ITS 2330 - Introduction to Network Security

Review for Final Exam

The following questions are provided to help you study for the final. Do not expect to see these exact questions on the test.

1. Why are DNS servers needed?
2. What is BIND?
3. If you install bind and bindutils, what family of Linux is your server running?
4. What does installing a service in a chroot environment do for us?
5. What is Apache? What operating system can you install Apache on?
6. What is another name for address leasing?
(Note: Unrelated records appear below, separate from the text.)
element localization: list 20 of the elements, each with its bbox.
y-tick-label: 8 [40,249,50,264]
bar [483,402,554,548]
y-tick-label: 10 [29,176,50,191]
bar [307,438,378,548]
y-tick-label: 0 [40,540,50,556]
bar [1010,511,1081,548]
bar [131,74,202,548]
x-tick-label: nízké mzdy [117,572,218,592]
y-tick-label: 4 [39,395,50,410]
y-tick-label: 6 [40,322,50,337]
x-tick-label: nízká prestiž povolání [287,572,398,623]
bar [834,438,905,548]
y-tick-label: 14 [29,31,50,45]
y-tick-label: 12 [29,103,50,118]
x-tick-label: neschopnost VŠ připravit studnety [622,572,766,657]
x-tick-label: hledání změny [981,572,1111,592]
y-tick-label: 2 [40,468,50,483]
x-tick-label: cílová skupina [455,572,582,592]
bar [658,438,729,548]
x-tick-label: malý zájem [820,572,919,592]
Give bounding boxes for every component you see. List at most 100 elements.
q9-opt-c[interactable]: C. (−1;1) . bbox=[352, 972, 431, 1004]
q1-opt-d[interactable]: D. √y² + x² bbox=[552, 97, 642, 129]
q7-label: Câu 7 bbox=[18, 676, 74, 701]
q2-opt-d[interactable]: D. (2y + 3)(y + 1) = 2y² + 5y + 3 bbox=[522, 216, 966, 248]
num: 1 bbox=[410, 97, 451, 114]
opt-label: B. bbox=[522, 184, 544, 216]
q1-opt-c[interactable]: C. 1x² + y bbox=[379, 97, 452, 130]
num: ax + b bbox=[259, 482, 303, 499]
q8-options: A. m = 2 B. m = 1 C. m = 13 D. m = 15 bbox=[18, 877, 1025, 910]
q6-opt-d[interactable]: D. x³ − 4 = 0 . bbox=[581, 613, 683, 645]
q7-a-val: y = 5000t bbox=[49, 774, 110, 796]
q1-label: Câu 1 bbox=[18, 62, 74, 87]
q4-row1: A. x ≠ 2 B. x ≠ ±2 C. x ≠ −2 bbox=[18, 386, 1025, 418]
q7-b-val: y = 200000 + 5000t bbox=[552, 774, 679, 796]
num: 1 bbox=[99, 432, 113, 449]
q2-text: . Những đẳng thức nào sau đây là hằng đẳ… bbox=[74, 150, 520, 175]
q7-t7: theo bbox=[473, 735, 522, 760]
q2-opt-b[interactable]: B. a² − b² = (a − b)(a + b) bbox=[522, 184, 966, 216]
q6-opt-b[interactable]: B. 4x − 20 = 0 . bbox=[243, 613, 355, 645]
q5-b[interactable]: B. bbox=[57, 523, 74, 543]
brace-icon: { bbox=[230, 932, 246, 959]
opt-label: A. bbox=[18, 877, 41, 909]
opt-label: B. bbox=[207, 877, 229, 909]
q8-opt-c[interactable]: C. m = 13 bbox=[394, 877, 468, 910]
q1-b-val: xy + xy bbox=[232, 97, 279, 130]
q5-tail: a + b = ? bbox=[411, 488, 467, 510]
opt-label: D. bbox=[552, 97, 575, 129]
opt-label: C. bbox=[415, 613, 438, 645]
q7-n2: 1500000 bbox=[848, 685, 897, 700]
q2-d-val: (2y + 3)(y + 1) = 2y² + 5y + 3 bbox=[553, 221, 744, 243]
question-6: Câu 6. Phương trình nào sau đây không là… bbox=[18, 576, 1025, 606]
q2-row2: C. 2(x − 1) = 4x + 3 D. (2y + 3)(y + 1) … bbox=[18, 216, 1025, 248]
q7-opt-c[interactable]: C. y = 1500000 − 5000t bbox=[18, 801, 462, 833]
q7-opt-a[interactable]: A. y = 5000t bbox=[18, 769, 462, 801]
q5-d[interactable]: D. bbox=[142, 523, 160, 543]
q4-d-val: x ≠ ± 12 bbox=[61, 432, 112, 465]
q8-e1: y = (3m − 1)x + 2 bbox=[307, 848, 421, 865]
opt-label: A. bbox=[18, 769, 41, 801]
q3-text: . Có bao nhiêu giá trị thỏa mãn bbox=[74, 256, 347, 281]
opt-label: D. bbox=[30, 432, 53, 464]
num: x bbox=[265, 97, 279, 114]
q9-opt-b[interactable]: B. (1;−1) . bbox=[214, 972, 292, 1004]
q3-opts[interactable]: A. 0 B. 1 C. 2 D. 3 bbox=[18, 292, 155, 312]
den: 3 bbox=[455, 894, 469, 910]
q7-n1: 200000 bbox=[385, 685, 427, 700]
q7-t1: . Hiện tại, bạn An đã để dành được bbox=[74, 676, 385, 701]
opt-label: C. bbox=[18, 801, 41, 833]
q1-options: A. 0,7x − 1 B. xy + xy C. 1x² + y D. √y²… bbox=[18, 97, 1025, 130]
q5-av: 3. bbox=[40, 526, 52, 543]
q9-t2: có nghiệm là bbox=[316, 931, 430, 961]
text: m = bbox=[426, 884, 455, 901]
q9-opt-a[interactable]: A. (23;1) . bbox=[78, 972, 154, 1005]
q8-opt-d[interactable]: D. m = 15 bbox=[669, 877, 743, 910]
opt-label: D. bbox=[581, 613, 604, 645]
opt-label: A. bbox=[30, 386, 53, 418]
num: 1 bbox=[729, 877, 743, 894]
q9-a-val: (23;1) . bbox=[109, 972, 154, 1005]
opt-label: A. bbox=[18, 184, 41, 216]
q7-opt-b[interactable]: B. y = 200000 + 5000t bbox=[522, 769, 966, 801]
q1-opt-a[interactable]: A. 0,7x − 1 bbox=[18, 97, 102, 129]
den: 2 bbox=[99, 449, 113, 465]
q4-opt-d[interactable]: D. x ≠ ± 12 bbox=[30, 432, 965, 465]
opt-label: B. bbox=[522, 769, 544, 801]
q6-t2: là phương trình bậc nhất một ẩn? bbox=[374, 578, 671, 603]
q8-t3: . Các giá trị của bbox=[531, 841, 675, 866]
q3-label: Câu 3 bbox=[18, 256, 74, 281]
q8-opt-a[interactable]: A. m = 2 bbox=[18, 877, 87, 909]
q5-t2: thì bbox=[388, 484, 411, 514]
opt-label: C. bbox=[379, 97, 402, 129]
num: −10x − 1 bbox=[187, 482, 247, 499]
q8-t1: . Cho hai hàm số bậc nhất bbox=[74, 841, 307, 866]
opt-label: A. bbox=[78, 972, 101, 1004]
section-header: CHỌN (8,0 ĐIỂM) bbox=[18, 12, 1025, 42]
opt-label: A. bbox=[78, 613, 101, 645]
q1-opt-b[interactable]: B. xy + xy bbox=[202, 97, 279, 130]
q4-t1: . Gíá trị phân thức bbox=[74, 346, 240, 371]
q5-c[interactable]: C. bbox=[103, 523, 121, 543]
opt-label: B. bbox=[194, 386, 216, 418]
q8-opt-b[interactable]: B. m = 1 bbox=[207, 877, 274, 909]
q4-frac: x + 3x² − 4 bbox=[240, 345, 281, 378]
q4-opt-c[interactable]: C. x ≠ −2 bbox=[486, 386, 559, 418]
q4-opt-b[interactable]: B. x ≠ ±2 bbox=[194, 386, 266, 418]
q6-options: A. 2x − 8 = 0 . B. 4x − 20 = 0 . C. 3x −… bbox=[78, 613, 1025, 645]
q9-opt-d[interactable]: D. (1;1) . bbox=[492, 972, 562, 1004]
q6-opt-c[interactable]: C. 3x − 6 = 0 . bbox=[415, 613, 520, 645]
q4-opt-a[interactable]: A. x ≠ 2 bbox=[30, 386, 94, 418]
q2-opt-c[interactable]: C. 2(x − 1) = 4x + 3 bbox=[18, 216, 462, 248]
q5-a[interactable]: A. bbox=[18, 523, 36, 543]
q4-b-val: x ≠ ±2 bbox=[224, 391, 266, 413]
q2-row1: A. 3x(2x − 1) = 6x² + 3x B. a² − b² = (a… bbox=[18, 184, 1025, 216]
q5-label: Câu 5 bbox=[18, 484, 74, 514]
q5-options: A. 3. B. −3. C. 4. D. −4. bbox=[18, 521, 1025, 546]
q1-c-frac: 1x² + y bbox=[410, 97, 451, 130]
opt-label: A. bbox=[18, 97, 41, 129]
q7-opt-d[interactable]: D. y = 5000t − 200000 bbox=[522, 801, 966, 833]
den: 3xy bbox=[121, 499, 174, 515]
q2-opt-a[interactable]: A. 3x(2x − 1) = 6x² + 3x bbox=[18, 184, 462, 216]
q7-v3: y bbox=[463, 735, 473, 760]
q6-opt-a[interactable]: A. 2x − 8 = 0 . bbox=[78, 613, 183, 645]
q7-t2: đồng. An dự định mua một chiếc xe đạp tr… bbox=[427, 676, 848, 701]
What kind of server is probably involved?
7. What kind of failure may result in Windows clients having APIPA range addresses? What quick fix does the text recommend, and why may it not work?
8. What are the elements of a DORA transaction?
9. What are the three DHCP clients mentioned in the text?
10. If you have not done so, watch the videos I posted about installing a DHCP server.
    What are some of the settings you should configure in the dhcpd.conf file?
11. nmap -sT (plus other parameters) will conduct classic three-way handshakes with scanned devices.
    What is the typical exchange of signals?
    How is the exchange different if we use nmap -sS?
12. A netcat scan can reduce the number of lines of output you get from a scan. What is the difference between running it with the -z and the -vz options?
13. Where in your network should you install Snort to get the most use out of it?
14. What are the four files you should be concerned with when using OpenSSH?
15. The text discusses installing and using an OpenVPN server. Why would you do this?
16. Who maintains the CVE data?
17. What is the CVSS system? Why might a CVE have a different score for over time or for a different target?
18. Characterize the difference between the Mitre and Tenable CVE sites.